The Importance of an Estate Plan

As a financial planner, it’s astonishing to see wealthy individuals, like music legends Michael Jackson, Jimi Hendrix, Bob Marley, and Amy Winehouse, who pass away without a will or estate plan. These individuals have so much to protect, including real estate, intellectual property, and tangible assets worth millions of dollars, yet they don’t take the necessary steps to protect their assets.  However, it is not just with musicians where we see this happen; it’s everywhere.  Even our nation’s 16th President, Abraham Lincoln, is the first president to be assassinated and the first president to die without a will- despite being a lawyer himself.

Studies have shown that over half of Americans don’t have a will, and there could be many reasons for this. It could be due to the emotional turmoil that comes with facing our own mortality, a lack of trust in family members and advisors, or the belief that we have plenty of time to prepare. But not having an estate plan is a huge mistake as it could result in your assets going to individuals or organizations you never intended to receive them.

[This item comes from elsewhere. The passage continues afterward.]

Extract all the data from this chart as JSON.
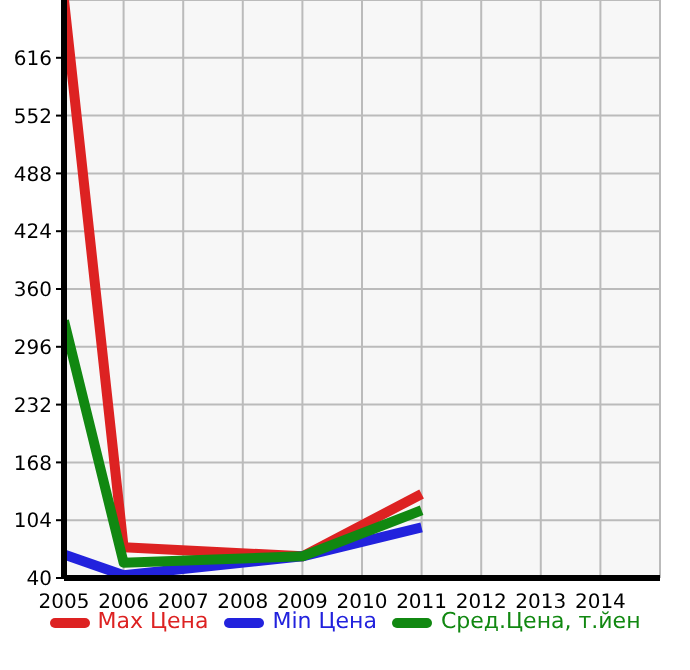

It’s important to note that not all assets will necessarily go through a will. For example, assets held in retirement accounts or life insurance policies will pass to beneficiaries designated on those accounts. Joint accounts will be passed to the surviving owner. Some financial accounts may have a “transfer or payable on death” designation, meaning the account will pass to the beneficiary designated on the account.

Every state has its laws governing asset distribution in the absence of a will. In Pennsylvania, for example, if you have a spouse but no children or surviving parents, your spouse will receive your entire estate. But if you have children or surviving parents, they will each get a share that reduces the spouse’s portion of the estate.

In addition to assets, it’s important to consider who will take care of your minor children and manage their property if your spouse has passed away before you. If you’re a business owner, your minor children could end up owning a portion of the business, leaving their court-appointed guardian acting as a partner on their behalf. It’s essential to have a will in place to avoid such scenarios, and if you’re in business with non-family members, you may require all partners to have a will.

Keeping your will in a safe and accessible location is vital, and your executor or attorney may be a good choice for keeping the original copy. In addition, it’s crucial to review your beneficiary designations on retirement accounts and insurance policies, as well as joint accounts, to ensure they align with your wishes. You should also review your will every few years or after significant life changes, such as divorce, remarriage, birth of children or grandchildren, or retirement.

Not having a will or improper estate planning can result in numerous situations, including heirs receiving assets that you didn’t intend them to receive, disputes over your assets, and your minor children’s guardianship and inheritance. To prevent these scenarios, preparing a will and reviewing it at least annually is essential. Don’t wait to plan for your future, take lessons from these tragic celebrity deaths, and protect your assets and loved ones.